数据集:
NTU-NLP-sg/xCodeEval
We introduce xCodeEval , the largest executable multilingual multitask benchmark to date consisting of 25 M document-level coding examples from about 7.5 K unique problems covering up to 17 programming languages with execution-level parallelism. It features a total of seven tasks involving code understanding, generation, translation and retrieval, and it employs an execution-based evaluation. We develop a test-case based multilingual code execution engine, ExecEval that supports all the programming languages in xCodeEval . We also propose a novel data splitting and a data selection schema for balancing data distributions over multiple attributes based on geometric mean and graph-theoretic principle.
This repository contains the sample code and data link for xCodeEval paper .
Currently this repository supports huggingface load_dataset() api. Follow the following example to load dataset for individual examples.
import datasets prog_synthesis_dataset = datasets.load_dataset("NTU-NLP-sg/xCodeEval", "program_synthesis") code_translation_dataset = datasets.load_dataset("NTU-NLP-sg/xCodeEval", "code_translation") tag_classification_dataset = datasets.load_dataset("NTU-NLP-sg/xCodeEval", "tag_classification") apr_dataset = datasets.load_dataset("NTU-NLP-sg/xCodeEval", "apr") pcode_compilation_dataset = datasets.load_dataset("NTU-NLP-sg/xCodeEval", "code_compilation") retrieval_code_code_dataset = datasets.load_dataset("NTU-NLP-sg/xCodeEval", "retrieval_code_code") retrieval_nl_code_dataset = datasets.load_dataset("NTU-NLP-sg/xCodeEval", "retrieval_nl_code") retrieval_corpus_dataset = datasets.load_dataset("NTU-NLP-sg/xCodeEval", "retrieval_corpus")

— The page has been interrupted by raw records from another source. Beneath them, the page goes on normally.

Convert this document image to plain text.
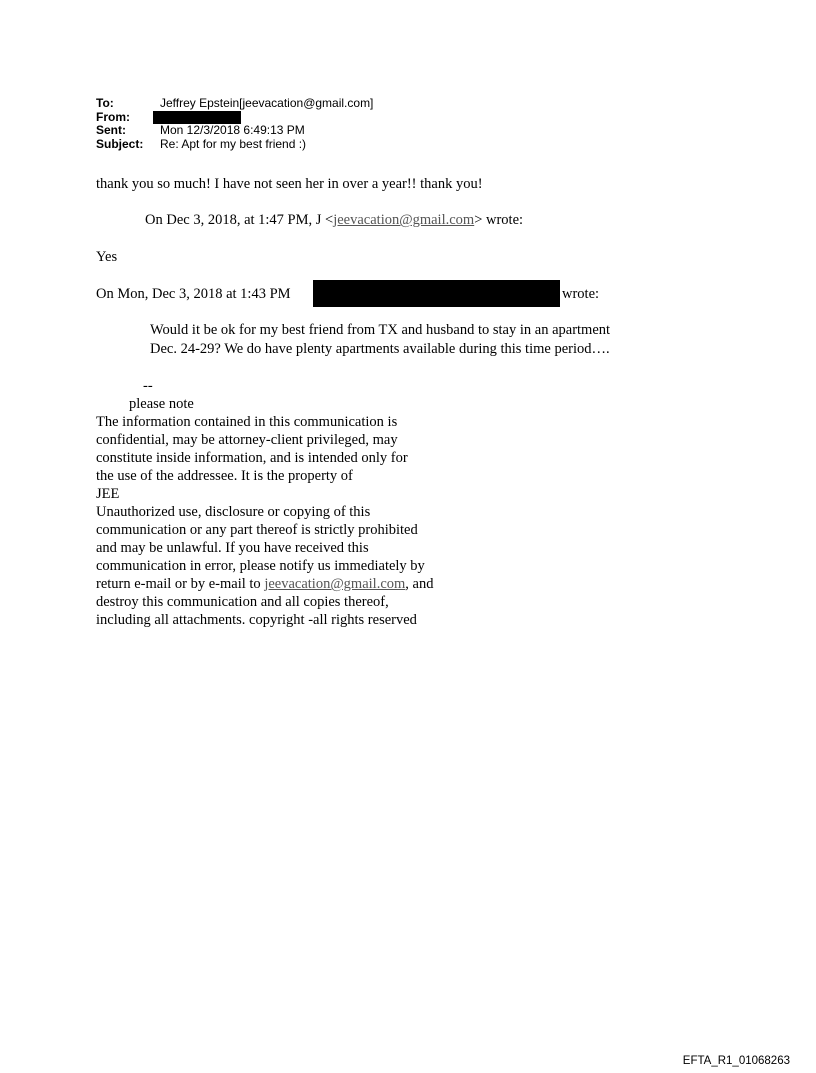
To:	Jeffrey Epstein[jeevacation@gmail.com]
From:
Sent:	Mon 12/3/2018 6:49:13 PM
Subject:	Re: Apt for my best friend :)
thank you so much! I have not seen her in over a year!! thank you!
On Dec 3, 2018, at 1:47 PM, J <jeevacation@gmail.com> wrote:
Yes
On Mon, Dec 3, 2018 at 1:43 PM	wrote:
Would it be ok for my best friend from TX and husband to stay in an apartment
Dec. 24-29? We do have plenty apartments available during this time period….
--
please note
The information contained in this communication is
confidential, may be attorney-client privileged, may
constitute inside information, and is intended only for
the use of the addressee. It is the property of
JEE
Unauthorized use, disclosure or copying of this
communication or any part thereof is strictly prohibited
and may be unlawful. If you have received this
communication in error, please notify us immediately by
return e-mail or by e-mail to jeevacation@gmail.com, and
destroy this communication and all copies thereof,
including all attachments. copyright -all rights reserved
EFTA_R1_01068263
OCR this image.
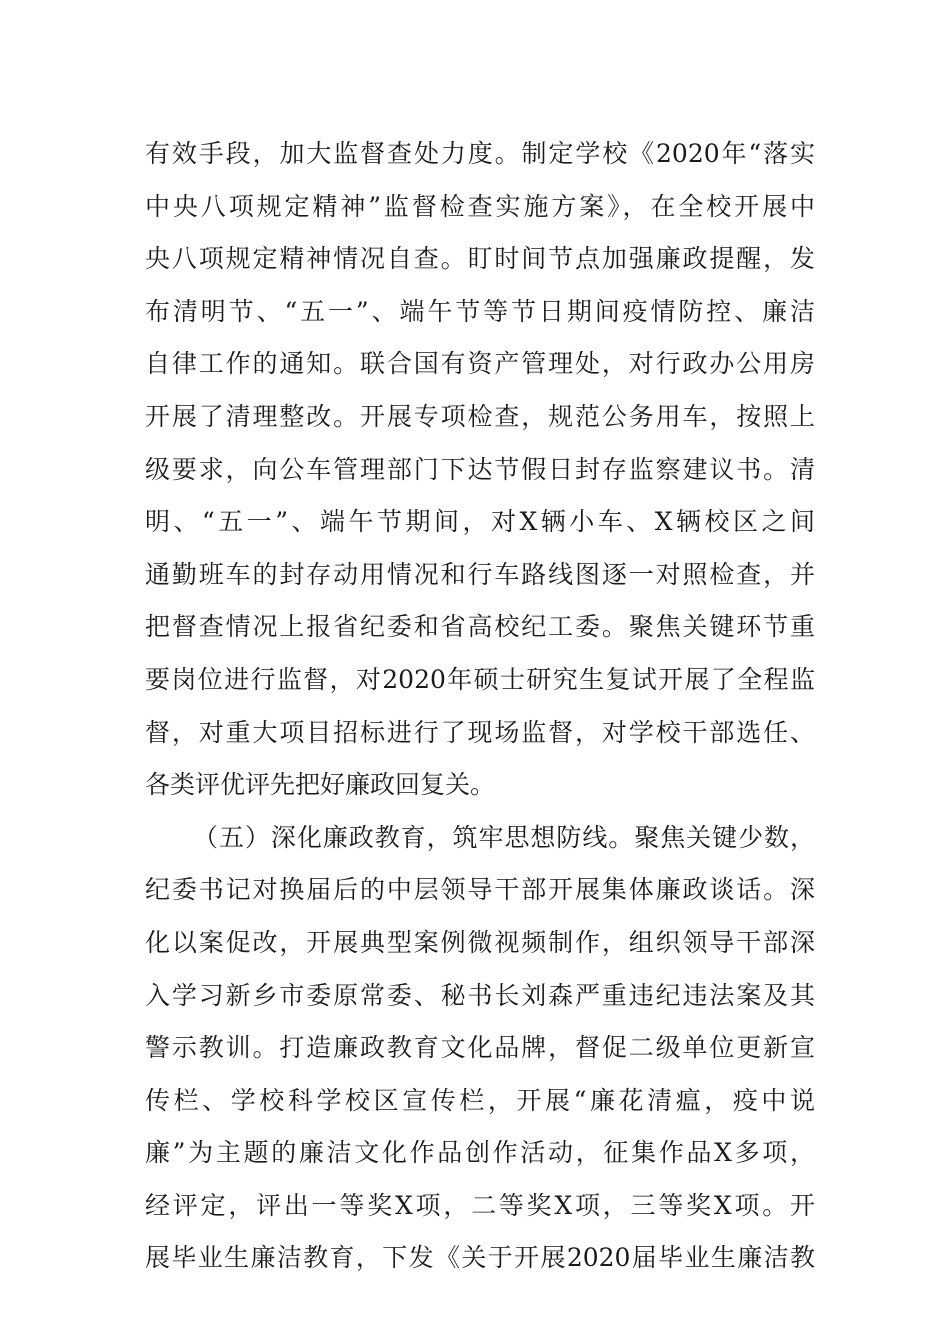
有效手段，加大监督查处力度。制定学校《2020年“落实
中央八项规定精神”监督检查实施方案》，在全校开展中
央八项规定精神情况自查。盯时间节点加强廉政提醒，发
布清明节、“五一”、端午节等节日期间疫情防控、廉洁
自律工作的通知。联合国有资产管理处，对行政办公用房
开展了清理整改。开展专项检查，规范公务用车，按照上
级要求，向公车管理部门下达节假日封存监察建议书。清
明、“五一”、端午节期间，对X辆小车、X辆校区之间
通勤班车的封存动用情况和行车路线图逐一对照检查，并
把督查情况上报省纪委和省高校纪工委。聚焦关键环节重
要岗位进行监督，对2020年硕士研究生复试开展了全程监
督，对重大项目招标进行了现场监督，对学校干部选任、
各类评优评先把好廉政回复关。
（五）深化廉政教育，筑牢思想防线。聚焦关键少数，
纪委书记对换届后的中层领导干部开展集体廉政谈话。深
化以案促改，开展典型案例微视频制作，组织领导干部深
入学习新乡市委原常委、秘书长刘森严重违纪违法案及其
警示教训。打造廉政教育文化品牌，督促二级单位更新宣
传栏、学校科学校区宣传栏，开展“廉花清瘟，疫中说
廉”为主题的廉洁文化作品创作活动，征集作品X多项，
经评定，评出一等奖X项，二等奖X项，三等奖X项。开
展毕业生廉洁教育，下发《关于开展2020届毕业生廉洁教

If you are facing long delay with data processing, add a ignore_verifications=True .
prog_synthesis_dataset = datasets.load_dataset("NTU-NLP-sg/xCodeEval", "program_synthesis", ignore_verifications=True)
If you are facing long delay with data downloading, use huggingface streaming mode.
prog_synthesis_dataset = datasets.load_dataset("NTU-NLP-sg/xCodeEval", "program_synthesis", streaming=True)
Data can be also downloaded as a git LFS repo from huggingface.
You can download the full data using the following command.
GIT_LFS_SKIP_SMUDGE=1 git clone https://huggingface.co/datasets/NTU-NLP-sg/xCodeEval cd xCodeEval git lfs pull
To download a specific part of the dataset,
GIT_LFS_SKIP_SMUDGE=1 git clone https://huggingface.co/datasets/NTU-NLP-sg/xCodeEval cd xCodeEval git lfs pull --include "apr/test/*"
We propose 7 Tasks.
If you are not using huggingface load_dataset() api, you may need to link some data with different tasks.
We have two data files that are required for multiple tasks.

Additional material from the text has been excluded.